礼儀作法・躾の喪失
生徒は作文の好きな子供には作文を勝手に作らせる。読書の好きな者には勝手に読書させる。習字の好きな者には習字、子供は雑然紛然として騒いでいる。校庭に出て見ると、いたいけな子供が先生に対して「おい君」と云って飛びついている。何にも礼儀作法というようにものがない。
それを先生が頭を撫でて、うちの学校の子供は自由主義教育に養われてこの通り無邪気でなんら咎められておらない。すくすく伸びている・・・泥棒にも三分の理といいますが、口は調法なもので何とでも理屈はつくものです。そういう教育をやっていた。今日もそれを蒸し返しているのです。そこで大正頃からして「礼儀作法・躾」というものが欠け始めた。
逆転した礼儀作法
ヨーロッパ、アメリカに参りましても、マナー、エチケット、ジェントルマンシップというようなことは厳しいですが、中国でもことに厳しい。

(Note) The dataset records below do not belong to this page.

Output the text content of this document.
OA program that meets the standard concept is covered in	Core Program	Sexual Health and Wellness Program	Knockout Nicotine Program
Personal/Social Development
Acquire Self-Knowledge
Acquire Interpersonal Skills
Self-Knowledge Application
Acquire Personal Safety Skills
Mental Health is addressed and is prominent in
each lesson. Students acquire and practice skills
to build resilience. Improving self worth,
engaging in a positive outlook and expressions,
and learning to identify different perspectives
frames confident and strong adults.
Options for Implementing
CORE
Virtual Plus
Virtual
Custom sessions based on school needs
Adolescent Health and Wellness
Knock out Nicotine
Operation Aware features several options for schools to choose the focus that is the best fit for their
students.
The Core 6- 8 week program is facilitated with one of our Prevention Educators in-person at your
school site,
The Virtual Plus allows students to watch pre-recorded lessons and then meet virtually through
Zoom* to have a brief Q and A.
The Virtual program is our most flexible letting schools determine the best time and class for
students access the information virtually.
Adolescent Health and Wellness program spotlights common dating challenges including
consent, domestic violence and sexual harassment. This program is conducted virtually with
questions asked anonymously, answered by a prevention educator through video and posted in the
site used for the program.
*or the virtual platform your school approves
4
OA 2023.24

処が、それに較べると日本の知識階級、日本の紳士階級は甚だ礼儀作法がない。むしろ礼儀作法を屈辱のように考える。甚だ無礼です。これが為に、日本人が軽蔑した大陸民族、南方民族に逆に軽蔑された。
身言書判の中国
中国では人を見るに、あれは大学出であるとか専門学校出であるとかいうようなことはない。身言書判と言いまして、これが古来「人を見る四つの原則」でありました。

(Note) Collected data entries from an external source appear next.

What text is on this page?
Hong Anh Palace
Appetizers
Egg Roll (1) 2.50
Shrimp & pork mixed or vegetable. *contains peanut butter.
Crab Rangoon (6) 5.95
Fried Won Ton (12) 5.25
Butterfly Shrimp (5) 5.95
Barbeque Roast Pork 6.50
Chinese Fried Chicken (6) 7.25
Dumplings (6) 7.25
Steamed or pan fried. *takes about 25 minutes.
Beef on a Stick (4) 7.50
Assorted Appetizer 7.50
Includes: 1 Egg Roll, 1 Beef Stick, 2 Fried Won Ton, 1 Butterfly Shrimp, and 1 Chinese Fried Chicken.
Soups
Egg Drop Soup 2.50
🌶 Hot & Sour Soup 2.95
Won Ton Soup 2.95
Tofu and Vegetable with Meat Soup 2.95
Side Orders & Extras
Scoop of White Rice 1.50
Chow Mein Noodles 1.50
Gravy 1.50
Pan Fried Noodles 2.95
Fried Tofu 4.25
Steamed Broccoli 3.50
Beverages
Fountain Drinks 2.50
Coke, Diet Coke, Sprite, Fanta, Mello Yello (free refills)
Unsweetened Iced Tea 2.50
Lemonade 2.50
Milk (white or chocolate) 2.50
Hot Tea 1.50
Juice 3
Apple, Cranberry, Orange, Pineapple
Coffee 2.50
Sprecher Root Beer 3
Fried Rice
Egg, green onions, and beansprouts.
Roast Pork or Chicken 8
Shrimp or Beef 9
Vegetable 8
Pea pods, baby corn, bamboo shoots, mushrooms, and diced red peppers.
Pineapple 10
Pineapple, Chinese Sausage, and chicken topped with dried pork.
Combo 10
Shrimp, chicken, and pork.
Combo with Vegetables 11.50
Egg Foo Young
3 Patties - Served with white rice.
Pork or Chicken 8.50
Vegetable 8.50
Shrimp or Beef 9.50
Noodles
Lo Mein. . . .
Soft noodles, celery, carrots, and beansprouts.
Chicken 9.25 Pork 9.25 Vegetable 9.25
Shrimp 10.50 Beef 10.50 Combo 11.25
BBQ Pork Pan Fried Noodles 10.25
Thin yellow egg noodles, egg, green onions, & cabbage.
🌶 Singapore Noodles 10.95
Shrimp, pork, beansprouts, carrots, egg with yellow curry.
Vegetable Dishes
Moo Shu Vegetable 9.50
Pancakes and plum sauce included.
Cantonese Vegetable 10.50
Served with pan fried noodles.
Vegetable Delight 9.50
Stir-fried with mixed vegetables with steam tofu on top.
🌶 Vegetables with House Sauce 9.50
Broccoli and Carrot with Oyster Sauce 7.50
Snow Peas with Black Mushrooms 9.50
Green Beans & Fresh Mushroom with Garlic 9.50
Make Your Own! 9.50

身は言うまでもなく「風采人相」であります。中国人くらい人相をやかましく言うものはない。例え資格試験に及第したとしても人相の悪い者は中国人はなかなか許さぬ。中国人の知識階級の生活を支配するものは想像以上に「人相」と「易」です。人相から始まって、風采、態度。
身それから「言」は言うまでもなく「言辞弁舌」であります。
書は「筆跡」、判は、今日で言うと「知識」や「見識」です。
自由主義のだらしなさ
この身言書判のようなことを全く時代錯誤的なもの、反自由主義、反デモクラティックなものとして日本人は軽蔑した。今日は一面書道なども盛んになって来ましたが、大体明治末期から、大正、昭和にかけて育った者は、文字なんというものを書ける人は幾らもない。皆、折釘みたいな字しか書けない。
文字そのものを粗末にしてこれを悪む。すべてこうしたわけでは、この時代に育った者は一様にだらしがない。それは、この自由主義思想デモクラシー思想の変質され、歪曲されたもの、及び共産主義と資本主義とに通ずる唯物主義、金儲け第一主義、経済至上主義というようなものの影響であります。